Фрейд справедливо утверждает, что роль таких «защитных реакций» играют фобии и симптомы[245]. Когда в рассказе Гаршина «Красный цветок» сумасшедший пытается сорвать красный цветок, ибо в нем для него персонифицировано мировое зло, то, срывая цветок, он борется с опасностью. Его стремление сорвать цветок — это «симптом» как защитная реакция. Конечно, для смотрящего со стороны этот жест может показаться совершенно бессмысленным, но в нем есть своя внутренняя логика. Подобная же внутренняя логика есть и во всех «симптомах» невротиков. Необходимо только узнать, какие предметы, представления и т. п. играют у них роль индивидуальных символов и символами чего они являются. В случаях, когда «комплекс вины» играет доминирующую роль, такая символика получает этически значимый смысл.

Так, например, некая женщина сделала себе аборт и бросила плод в реку. С тех пор мысль о воде ассоциировалась у нее с ее виной, и всякий раз, когда бы она ни думала о воде, у нее пропадал голос. Он пропадал как симптом того, чтобы молчать о ее преступлении.

Фобии играют такую роль, ибо в них подлинный, невыносимый для сознания страх заменяется его субтитрами, которые делают страх более выносимым, но зато теряющим свою предметность, приобретающим характер безотчетности. Симптомы — ибо они являются символическими «защитными реакциями», субъективно защищающими нас от опасности.

Ясное сознание вины неотвратимо требует раскаяния и некоего коренного изменения в нашем характере. Но этому противится инерция нашей косности.

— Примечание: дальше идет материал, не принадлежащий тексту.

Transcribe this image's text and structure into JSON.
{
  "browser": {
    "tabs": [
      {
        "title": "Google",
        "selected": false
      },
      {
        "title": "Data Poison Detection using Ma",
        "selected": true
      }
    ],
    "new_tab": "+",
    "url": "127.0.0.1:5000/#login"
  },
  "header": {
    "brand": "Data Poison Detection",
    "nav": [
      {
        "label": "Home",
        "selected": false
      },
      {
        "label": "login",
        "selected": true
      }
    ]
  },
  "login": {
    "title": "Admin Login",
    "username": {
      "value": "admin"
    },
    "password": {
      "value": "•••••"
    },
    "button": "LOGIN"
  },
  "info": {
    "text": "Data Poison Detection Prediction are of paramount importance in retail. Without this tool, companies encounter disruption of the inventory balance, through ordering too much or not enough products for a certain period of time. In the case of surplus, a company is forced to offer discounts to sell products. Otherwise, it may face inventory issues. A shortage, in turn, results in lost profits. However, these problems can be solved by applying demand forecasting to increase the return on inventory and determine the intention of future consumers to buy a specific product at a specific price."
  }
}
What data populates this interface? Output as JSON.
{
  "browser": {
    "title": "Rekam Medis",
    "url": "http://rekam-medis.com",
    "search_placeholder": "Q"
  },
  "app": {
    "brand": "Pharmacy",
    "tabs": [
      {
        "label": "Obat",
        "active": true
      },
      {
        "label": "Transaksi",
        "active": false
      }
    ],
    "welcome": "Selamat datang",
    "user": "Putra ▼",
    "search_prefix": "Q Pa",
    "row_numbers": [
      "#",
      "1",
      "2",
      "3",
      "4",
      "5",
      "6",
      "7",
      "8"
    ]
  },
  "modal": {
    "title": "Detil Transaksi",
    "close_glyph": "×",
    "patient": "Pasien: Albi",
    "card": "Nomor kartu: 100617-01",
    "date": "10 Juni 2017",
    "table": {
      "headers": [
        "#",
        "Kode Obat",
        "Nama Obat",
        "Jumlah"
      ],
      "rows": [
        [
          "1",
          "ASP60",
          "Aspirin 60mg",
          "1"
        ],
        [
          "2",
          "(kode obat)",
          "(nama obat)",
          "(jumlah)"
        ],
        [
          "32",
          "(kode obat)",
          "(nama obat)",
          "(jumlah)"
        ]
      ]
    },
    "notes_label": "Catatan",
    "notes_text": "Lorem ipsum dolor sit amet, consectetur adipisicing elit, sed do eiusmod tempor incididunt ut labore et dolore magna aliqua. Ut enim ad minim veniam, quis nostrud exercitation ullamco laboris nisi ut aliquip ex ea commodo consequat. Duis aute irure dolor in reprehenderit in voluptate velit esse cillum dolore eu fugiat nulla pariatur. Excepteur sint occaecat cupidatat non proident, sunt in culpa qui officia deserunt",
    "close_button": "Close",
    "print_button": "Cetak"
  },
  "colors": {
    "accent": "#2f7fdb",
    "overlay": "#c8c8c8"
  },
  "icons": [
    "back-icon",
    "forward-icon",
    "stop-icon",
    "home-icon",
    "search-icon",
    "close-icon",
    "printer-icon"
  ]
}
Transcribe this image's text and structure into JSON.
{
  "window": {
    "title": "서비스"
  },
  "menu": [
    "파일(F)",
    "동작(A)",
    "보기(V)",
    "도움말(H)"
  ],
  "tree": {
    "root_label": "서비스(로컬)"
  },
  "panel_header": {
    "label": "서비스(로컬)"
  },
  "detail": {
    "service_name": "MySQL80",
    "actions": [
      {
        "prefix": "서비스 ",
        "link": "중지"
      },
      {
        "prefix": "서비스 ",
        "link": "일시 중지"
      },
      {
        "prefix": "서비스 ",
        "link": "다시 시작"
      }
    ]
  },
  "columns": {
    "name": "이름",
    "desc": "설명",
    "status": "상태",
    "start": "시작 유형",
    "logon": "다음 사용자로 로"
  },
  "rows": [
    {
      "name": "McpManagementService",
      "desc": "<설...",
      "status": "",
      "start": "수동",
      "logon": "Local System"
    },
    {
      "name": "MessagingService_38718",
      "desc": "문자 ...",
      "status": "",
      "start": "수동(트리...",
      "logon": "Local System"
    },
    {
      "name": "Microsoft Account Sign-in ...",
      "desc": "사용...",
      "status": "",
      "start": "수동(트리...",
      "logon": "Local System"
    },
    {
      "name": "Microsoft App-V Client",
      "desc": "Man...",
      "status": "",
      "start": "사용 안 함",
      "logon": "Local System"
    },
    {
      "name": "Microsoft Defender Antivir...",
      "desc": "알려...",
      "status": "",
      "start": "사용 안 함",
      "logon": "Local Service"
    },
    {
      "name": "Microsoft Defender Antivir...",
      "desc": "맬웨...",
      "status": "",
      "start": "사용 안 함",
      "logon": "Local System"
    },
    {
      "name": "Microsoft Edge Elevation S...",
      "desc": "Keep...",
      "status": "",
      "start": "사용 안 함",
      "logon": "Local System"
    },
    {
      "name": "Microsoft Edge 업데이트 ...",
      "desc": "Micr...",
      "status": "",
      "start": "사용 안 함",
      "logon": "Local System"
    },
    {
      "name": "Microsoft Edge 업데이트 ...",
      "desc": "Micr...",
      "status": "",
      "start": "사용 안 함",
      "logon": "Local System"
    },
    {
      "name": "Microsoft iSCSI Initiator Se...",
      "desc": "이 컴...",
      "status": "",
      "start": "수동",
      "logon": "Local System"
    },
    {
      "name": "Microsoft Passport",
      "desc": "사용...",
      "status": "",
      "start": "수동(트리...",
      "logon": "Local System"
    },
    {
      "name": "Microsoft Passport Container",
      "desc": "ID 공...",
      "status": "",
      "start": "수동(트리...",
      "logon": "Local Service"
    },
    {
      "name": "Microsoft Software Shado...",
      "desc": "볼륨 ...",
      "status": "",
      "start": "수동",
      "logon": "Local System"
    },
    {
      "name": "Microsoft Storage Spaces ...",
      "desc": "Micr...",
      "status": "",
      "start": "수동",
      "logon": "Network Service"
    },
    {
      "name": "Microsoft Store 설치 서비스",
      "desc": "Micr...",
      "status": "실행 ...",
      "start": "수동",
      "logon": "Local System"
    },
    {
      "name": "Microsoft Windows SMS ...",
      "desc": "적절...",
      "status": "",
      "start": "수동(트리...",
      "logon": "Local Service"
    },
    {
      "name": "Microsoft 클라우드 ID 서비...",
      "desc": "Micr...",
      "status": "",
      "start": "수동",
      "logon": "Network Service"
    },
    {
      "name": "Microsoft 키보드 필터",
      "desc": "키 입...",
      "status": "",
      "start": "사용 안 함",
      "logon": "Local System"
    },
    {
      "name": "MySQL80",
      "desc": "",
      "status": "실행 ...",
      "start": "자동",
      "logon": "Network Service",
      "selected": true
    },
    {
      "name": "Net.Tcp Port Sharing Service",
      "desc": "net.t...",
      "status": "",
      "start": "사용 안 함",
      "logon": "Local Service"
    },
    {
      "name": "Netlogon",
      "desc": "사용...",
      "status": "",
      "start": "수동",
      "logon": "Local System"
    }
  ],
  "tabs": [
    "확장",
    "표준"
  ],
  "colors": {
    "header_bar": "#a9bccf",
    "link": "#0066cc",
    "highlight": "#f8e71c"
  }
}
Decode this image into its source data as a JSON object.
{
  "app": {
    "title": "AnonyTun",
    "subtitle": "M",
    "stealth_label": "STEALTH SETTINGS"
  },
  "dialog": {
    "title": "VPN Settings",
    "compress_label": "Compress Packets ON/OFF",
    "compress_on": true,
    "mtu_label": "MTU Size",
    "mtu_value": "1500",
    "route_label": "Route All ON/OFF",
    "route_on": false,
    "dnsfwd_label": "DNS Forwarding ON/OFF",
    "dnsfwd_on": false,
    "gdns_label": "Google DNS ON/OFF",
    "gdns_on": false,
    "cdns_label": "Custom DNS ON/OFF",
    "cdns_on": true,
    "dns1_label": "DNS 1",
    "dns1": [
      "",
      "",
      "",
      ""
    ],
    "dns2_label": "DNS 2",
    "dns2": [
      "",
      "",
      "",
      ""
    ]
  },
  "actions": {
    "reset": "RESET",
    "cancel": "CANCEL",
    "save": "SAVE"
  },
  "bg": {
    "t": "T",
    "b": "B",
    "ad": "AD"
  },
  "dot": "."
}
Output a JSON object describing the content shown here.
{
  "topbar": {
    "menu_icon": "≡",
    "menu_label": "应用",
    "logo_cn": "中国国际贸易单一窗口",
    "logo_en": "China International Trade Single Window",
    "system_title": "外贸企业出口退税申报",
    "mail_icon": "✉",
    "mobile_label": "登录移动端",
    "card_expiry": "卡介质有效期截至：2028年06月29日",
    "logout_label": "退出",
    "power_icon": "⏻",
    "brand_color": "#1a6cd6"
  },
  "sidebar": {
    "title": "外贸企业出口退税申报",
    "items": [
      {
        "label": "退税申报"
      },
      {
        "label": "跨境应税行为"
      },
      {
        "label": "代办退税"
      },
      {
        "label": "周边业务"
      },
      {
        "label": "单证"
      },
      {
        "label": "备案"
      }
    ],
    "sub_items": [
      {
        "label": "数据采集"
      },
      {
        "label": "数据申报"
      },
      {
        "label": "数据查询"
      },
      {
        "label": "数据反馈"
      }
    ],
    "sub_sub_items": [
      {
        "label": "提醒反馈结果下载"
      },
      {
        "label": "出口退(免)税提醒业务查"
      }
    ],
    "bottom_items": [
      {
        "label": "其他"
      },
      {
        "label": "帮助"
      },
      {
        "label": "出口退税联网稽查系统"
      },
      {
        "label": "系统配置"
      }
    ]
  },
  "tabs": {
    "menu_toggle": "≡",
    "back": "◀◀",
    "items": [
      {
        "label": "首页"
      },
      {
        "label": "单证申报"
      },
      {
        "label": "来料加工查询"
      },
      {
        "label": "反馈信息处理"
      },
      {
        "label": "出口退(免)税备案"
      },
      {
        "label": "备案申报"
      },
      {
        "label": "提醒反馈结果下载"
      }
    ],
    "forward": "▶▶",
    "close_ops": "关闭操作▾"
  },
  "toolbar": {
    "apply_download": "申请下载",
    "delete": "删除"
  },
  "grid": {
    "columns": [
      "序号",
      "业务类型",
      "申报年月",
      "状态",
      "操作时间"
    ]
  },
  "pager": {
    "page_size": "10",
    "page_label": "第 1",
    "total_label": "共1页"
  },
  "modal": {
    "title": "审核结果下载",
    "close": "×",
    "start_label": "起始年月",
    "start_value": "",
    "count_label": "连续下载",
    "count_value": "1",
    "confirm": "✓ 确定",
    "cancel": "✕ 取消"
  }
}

Чувство вины, однако, продолжает жить в нас и изнутри разъедать нас. Недаром Пушкин назвал совесть «когтистым зверем»[246], и полны глубокого значения его же слова: «Да, жалок тот, в ком совесть не чиста»[247]. Наше сознание тогда стремится «забыться», вытеснить из себя невыносимое бремя сознания вины. В результате этой борьбы чувство вины подвергается внутреннему перемещению, сдвигу. Чувство вины тогда начинает ассоциироваться с представлениями или предметами, лишь косвенно, отдаленно или случайно связанными с конкретной виной. И страх, связанный с виной, порождает те самые защитные фобии и симптомы, о которых с такой острой, почти садистской наблюдательностью писал Фрейд.

Но человек, нашедший в себе силы активно раскаяться и вырвать из себя корень вины, освобождается от таких фобий и симптомов и мог бы сказать о демонах: «Не страшно мне их, ибо в сердце моем чистота».

Мало того, садистские импульсы живут в нас независимо от того, совершили мы реальный проступок или нет. И сами эти садистские импульсы нередко служат своеобразным источником чувства вины. Тогда чувство вины приобретает безотчетный, беспредметный характер и соответственно порождает столь же безотчетный страх. В этом случае мы имеем дело как бы с атавизмом вины, с атавизмом греха. Последней причиной этого «априорного чувства вины» является радикальная испорченность нашей натуры. Только учение о грехопадении может дать здесь единственное» этически исчерпывающее объяснение этим загадочным феноменам. Мы все согрешили в лице Адама и Евы, и мы носим в наших душах вину и страх за содеянное ими преступление.